The first thing I heard when I got in the business, not from my mentor, was bulls make money, bears make money, and pigs get slaughtered. I’m here to tell you I was a pig. And I strongly believe the only way to make long-term returns in our business that are superior is by being a pig. I think diversification and all the stuff they’re teaching at business school today is probably the most misguided concept everywhere. And if you look at all the great investors that are as different as Warren Buffett, Carl Icahn, Ken Langone, they tend to be very, very concentrated bets. They see something, they bet it, and they bet the ranch on it. And that’s kind of the way my philosophy evolved, which was if you see – only maybe one or two times a year do you see something that really, really excites you… The mistake I’d say 98% of money managers and individuals make is they feel like they got to be playing in a bunch of stuff. And if you really see it, put all your eggs in one basket and then watch the basket very carefully.
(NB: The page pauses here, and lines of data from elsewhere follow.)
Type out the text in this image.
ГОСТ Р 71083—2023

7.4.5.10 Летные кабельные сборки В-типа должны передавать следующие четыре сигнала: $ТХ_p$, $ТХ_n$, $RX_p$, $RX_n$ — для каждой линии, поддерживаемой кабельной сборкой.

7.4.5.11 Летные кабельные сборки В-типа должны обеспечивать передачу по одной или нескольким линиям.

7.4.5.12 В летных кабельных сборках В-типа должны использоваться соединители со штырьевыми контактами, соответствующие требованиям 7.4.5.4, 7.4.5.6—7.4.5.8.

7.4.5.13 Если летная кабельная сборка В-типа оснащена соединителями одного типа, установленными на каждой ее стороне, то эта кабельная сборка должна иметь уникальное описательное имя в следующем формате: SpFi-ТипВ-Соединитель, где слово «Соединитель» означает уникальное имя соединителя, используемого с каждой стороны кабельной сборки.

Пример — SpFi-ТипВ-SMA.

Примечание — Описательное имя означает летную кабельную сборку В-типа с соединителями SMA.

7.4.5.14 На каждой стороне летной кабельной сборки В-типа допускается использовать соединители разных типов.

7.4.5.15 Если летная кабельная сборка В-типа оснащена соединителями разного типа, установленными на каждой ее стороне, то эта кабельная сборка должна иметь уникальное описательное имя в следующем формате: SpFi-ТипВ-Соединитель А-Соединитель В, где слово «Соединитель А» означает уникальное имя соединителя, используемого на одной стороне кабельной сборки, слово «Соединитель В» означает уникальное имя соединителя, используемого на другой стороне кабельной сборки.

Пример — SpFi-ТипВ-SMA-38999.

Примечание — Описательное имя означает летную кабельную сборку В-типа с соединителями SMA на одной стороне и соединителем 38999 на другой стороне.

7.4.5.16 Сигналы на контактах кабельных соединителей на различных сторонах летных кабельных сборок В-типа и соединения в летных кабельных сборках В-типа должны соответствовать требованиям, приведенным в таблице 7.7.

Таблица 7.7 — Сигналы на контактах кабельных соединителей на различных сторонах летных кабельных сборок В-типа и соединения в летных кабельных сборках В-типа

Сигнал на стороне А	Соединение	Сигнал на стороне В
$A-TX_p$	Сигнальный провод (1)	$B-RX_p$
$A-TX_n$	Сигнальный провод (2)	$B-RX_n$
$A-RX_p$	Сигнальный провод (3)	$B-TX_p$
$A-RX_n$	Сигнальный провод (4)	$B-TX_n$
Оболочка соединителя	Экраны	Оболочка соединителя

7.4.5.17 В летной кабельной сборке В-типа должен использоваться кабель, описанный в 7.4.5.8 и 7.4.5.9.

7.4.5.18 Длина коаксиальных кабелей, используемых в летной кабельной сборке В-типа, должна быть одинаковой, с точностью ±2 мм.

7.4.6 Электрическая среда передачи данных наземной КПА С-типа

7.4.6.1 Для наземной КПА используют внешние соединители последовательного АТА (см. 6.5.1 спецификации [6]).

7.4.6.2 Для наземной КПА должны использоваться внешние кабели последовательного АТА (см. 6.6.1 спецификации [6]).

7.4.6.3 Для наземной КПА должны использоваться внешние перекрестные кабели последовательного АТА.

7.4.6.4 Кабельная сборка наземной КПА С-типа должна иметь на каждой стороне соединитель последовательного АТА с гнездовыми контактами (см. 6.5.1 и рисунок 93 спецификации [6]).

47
And there is just no easy way to learn that. No easy way. It CAN be learned, yes of course. But the learning of it is hard. It is a hard thing. And again this makes sense. If learning how to make big bets at the right time, while maintaining risk control properly, was an easy thing, then lots of people would do it. The reason only a small handful of traders pull it off is precisely BECAUSE OF the hardness and challenge of the path.

But the payoff for doing this ­­ for trying and succeeding ­­is far more than money. The pursuit itself sings to the practitioner’s soul, and as such the vitality of the adventurous trader’s spirit does not fade. Hunter S. Thompson:

Turn back the pages of history and see the men who have shaped the destiny of the world. Security was never theirs, but they lived rather than existed. Where would the world be if all men had sought security and not taken risks or gambled with their lives on the chance that, if they won, life would be different and richer? It is from the bystanders (who are in the vast majority) that we receive the propaganda that life is not worth living, that life is drudgery, that the ambitions of youth must he laid aside for a life which is but a painful wait for death. These are the ones who squeeze what excitement they can from life out of the imaginations and experiences of others through books and movies. These are the insignificant and forgotten men who preach conformity because it is all they know. These are the men who dream at night of what could have been, but who wake at dawn to take their places at the now-­familiar rut and to merely exist through another day. For them, the romance of life is long dead and they are forced to go through the years on a treadmill, cursing their existence, yet afraid to die because of the unknown which faces them after death. They lacked the only true courage: the kind which enables men to face the unknown regardless of the consequences.

As an afterthought, it seems hardly proper to write of life without once mentioning happiness; so we shall let the reader answer this question for himself: who is the happier man, he who has braved the storm of life and lived or he who has stayed securely on shore and merely existed?